Menuju konten utama
Dadang Rukmana:

Penipuan Properti Marak karena Manfaatkan Kelemahan Konsumen

"Pengembang harus dicek sebelum beli. Survei lokasinya, cek izin lokasi, IMB, kepemilikan tanah, jajaran direksi, baru bertransaksi."

Penipuan Properti Marak karena Manfaatkan Kelemahan Konsumen
Dadang Rukmana

tirto.id - Badan Pusat Statistik (BPS) menyebut data backlog perumahan pada 2016 mencapai angka 11,5 juta rumah tangga. Ini ironis lantaran di tengah kelangkaan yang sedemikian besar itu, justru harus tercoreng dengan ulah para pengembang nakal.

Angka pengembang bandel memang "cuma" ratusan pengaduan dari total sekitar 800 ribu penjualan properti setiap tahun. Namun, praktik penipuan pengembang properti merupakan fenomena gunung es karena ada pembeli yang memang enggan melapor, salah satunya harus rela menjalani mekanisme berlarut-larut demi mendapatkan haknya kembali.

Seperti apa sebenarnya pengawasan terhadap para pengembang di level pusat sehingga keberadaan pengembang nakal terus berkembang liar di lapangan?
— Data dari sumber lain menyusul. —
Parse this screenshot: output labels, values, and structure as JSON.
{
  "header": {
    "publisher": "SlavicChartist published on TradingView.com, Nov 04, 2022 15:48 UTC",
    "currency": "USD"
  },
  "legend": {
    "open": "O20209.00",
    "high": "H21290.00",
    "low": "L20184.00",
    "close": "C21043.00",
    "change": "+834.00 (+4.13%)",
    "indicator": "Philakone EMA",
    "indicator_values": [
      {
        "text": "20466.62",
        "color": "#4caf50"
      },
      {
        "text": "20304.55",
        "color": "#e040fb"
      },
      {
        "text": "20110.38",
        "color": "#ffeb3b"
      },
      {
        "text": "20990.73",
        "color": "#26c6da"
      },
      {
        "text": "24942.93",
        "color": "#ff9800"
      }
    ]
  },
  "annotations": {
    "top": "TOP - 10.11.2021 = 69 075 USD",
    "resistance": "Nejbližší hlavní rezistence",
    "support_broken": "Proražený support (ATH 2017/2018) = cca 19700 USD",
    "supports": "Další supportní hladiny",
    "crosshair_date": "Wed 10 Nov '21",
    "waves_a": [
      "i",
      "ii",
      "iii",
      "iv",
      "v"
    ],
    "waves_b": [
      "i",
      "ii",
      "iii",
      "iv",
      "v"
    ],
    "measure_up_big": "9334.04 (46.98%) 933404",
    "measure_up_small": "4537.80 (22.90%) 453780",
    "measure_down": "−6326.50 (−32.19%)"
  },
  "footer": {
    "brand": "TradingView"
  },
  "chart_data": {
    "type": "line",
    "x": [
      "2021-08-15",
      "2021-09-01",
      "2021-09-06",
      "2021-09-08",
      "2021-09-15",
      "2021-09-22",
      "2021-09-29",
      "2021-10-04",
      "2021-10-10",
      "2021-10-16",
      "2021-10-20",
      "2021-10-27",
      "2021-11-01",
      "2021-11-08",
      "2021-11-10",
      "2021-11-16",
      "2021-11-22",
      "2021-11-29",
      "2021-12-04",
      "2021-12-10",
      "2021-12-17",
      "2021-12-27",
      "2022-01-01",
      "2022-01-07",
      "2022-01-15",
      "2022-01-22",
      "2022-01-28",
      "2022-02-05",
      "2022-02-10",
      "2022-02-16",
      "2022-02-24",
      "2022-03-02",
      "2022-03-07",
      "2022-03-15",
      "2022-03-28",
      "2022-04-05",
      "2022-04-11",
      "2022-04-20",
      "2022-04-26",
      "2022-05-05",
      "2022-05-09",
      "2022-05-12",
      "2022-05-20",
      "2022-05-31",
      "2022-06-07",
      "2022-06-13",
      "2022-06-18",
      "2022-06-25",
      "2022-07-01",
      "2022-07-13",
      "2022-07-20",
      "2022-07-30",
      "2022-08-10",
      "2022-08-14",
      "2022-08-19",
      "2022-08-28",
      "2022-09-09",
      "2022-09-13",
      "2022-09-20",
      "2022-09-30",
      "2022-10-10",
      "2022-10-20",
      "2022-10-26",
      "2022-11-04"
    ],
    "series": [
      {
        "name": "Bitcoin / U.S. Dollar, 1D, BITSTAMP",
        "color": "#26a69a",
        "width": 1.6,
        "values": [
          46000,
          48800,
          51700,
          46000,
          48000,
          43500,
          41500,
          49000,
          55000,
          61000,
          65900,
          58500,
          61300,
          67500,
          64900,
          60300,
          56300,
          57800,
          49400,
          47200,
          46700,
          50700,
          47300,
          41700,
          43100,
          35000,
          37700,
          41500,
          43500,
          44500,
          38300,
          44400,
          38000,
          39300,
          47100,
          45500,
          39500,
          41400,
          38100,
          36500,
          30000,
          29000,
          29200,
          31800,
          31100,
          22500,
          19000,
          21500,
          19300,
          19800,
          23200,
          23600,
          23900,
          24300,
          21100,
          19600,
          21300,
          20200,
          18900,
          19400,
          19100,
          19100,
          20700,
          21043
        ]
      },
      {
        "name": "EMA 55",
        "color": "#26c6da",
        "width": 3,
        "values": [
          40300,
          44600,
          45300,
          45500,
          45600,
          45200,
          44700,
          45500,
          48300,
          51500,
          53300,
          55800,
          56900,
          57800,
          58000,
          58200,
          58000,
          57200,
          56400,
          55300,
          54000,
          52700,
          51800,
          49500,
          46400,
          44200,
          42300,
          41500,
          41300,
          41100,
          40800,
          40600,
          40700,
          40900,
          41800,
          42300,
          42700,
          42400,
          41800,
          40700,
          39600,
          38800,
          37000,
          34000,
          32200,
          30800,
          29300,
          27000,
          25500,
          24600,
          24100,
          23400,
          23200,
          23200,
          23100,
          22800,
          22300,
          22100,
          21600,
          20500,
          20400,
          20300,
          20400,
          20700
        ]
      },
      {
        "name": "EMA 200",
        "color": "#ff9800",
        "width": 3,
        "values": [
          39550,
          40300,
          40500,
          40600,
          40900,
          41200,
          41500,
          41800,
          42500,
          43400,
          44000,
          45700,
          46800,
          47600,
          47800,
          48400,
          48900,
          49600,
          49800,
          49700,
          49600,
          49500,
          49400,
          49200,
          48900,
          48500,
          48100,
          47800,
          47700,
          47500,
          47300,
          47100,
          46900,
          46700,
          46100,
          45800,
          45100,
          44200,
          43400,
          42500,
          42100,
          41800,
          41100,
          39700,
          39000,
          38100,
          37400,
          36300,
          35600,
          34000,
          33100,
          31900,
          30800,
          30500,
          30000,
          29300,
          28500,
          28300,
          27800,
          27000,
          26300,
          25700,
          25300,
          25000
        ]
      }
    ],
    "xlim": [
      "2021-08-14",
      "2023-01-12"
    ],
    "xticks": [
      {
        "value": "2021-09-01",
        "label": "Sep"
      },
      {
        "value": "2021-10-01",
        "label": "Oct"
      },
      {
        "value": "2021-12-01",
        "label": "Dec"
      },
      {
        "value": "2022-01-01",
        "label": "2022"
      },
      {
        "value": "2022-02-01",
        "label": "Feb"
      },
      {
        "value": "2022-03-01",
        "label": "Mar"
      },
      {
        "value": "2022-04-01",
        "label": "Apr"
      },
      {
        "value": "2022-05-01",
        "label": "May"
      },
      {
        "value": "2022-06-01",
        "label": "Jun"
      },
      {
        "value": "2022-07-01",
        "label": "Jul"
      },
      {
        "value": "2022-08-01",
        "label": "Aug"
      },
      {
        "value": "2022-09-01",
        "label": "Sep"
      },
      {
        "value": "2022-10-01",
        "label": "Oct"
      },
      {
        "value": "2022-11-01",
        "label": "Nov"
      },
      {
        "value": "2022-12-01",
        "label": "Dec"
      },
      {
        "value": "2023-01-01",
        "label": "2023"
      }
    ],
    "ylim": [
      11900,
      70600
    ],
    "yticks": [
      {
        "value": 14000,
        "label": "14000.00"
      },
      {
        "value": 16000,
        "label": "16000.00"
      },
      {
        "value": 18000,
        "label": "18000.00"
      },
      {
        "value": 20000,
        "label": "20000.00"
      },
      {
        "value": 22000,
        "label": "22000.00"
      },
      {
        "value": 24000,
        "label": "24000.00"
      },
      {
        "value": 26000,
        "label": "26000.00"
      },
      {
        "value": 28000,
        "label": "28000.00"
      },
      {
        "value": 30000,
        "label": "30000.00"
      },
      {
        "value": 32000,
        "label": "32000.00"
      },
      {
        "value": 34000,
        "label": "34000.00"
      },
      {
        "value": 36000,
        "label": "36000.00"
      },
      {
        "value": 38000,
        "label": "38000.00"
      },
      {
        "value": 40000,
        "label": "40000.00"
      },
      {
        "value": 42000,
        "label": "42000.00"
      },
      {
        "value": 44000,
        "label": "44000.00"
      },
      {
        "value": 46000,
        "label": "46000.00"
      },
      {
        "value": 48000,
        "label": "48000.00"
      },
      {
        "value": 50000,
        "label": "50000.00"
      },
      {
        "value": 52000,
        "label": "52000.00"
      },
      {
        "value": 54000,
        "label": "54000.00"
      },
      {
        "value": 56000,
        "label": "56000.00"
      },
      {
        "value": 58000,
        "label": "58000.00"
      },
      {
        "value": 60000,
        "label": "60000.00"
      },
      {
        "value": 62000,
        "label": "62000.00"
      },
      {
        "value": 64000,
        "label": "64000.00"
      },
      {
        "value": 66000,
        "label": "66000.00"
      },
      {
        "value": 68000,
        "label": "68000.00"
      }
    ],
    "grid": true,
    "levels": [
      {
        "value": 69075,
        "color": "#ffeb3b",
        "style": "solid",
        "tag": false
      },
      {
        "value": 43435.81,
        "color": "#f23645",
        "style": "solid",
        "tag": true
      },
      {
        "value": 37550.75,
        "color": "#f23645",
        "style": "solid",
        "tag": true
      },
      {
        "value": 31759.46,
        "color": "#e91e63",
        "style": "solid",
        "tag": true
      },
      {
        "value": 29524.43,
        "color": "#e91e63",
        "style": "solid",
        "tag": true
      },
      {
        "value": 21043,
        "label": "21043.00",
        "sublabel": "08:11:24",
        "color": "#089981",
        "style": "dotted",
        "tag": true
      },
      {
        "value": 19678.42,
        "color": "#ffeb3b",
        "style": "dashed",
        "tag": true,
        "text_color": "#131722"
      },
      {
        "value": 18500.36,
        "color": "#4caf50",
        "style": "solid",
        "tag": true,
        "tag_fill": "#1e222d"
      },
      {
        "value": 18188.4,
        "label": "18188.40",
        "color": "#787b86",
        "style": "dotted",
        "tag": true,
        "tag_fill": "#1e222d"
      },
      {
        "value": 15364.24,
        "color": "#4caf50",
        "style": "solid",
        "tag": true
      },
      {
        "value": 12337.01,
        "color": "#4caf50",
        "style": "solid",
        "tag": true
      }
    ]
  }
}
Berikut wawancara Restu Diantina Putri dan Reja Hidayat dari Tirto dengan Dadang Rukmana, Direktur Rumah Umum dan Komersial dari Direktorat Penyediaan Perumahan, Kementerian Pekerjaan Umum dan Perumahan Rakyat.

Data dari Yayasan Lembaga Konsumen Indonesia menyebut ada sekitar 160 pengaduan terkait penipuan properti baik pada rumah tapak dan rumah susun pada 2015. Bagaimana pengawasan dari Kementerian PUPR terkait hal ini?

Pengawasan yang kami lakukan lebih pada perizinan. Pemerintah itu luas. Kalau dari Direktorat Penyediaan Perumahan lebih ke aspek teknis bahwa rumah itu sesuai kriteria-kriteria teknis. Maka, keluarlah Izin Mendirikan Bangunan (IMB), keluarlah yang namanya Sertifikat Laik Fungsi.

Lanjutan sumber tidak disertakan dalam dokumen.